Design - Data Replication and Consistency

Current Design

Replication is configured by the replication_factor (RF) which is set at the keyspace level. RHQ uses two keyspaces - system_auth and rhq. Remember that Cassandra uses consistent hashing and forms a token ring. In earlier versions of Cassandra (prior to 1.2), each node was assigned a single token and therefore owned a single partition on the ring. Virtual nodes were introduced in 1.2 and that allows for a node to be assigned multiple tokens and therefore own multiple partitions. RHQ is using virtual nodes in large part because it greatly simplifies the work of reassigning tokens and rebalancing the cluster after nodes are added or removed. As the cluster size changes, the RF of each is changed according to the following:

Number of nodes	system_auth RF	rhq RF
1	1	1
2	2	2
3	2	2
>= 4	3	3

The first thing to note is that the RF of neither system_auth nor rhq is user-configurable. This intentional for a couple reasons. First, understanding the ramifications of changing the RF requires a certain level of understanding of Cassandra. The management of Cassandra in RHQ is predicated on users not having an in-depth (or any for that matter) understanding of Cassandra. Secondly, the RF impacts application code. Not only does it impact performance of both reads and writes, but it also impacts the consistency guarantees of client read/write operations.

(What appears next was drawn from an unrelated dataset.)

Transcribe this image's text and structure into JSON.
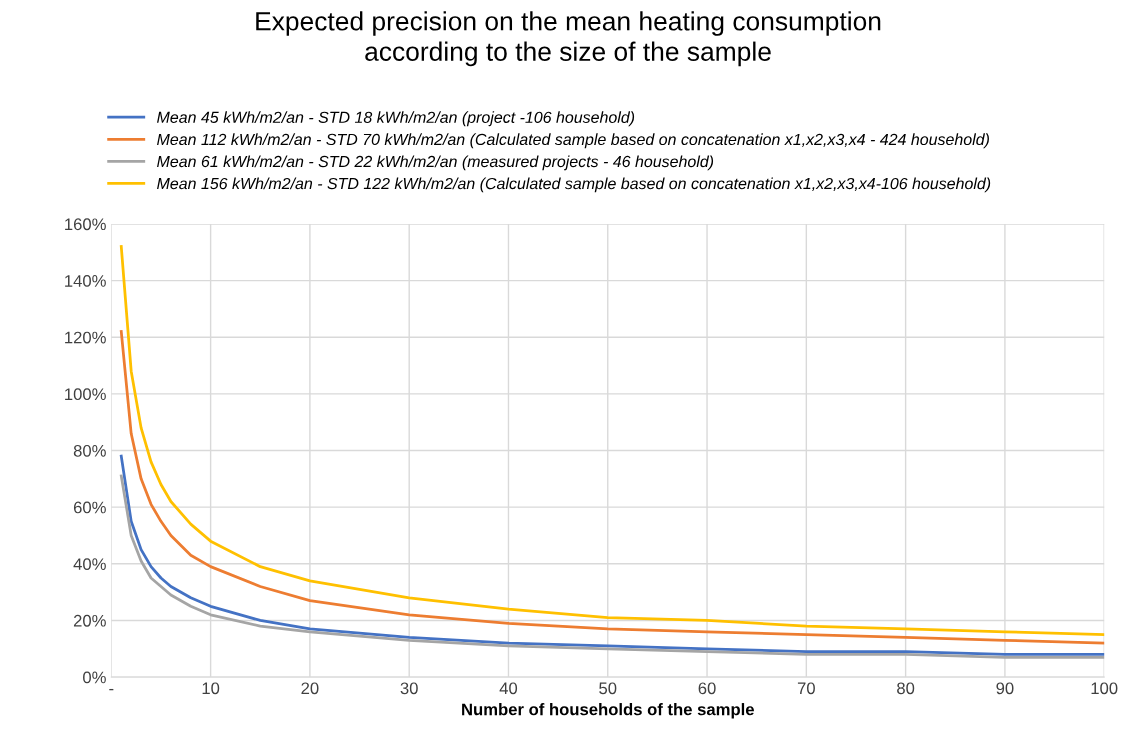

We currently use consistency level (CL) ONE for all read/write operations. The reason for this is because it is the default consistency level provided by the CQL driver and changes in this area have not been a priority to date. This means that for multiple nodes, we cannot guarantee strong consistency for reads which is in start contrast from the relational database. It is not as bad as it sounds however. In the absence of failure, replicas (nodes that share the same token(s)) should be consistent. Furthermore, when a client query is executed, Cassandra does read repair in the background to ensure that all replicas have the latest known values. RHQ runs ant-entropy repair as part of regularly scheduled storage cluster maintenance which will ensure that replicas are consistent.

It should be noted that the CL with which writes are done has no impact on alerting.

The following sections discuss the implications of each RF.

One Node

With a single node there is no data replication, and all reads guarantee strong consistency. In other words, a query will return the latest value(s) for the columns/rows being queried.

Two Nodes

All writes go to both nodes. Inconsistent reads are possible though since we use CL ONE. All reads and writes can be served with a node down. Another thing to consider is the footprint on disk. Going from one to two nodes will not decrease the size of data on disk.

Three Nodes

The RF remains 2 which means metric data for a given schedule ID will be stored on two of three nodes (since the schedule ID is the partition key). Inconsistent reads are possible since both reads and writes are done at CL ONE. The footprint on disk of node will be reduced since each node no longer owns all partition keys.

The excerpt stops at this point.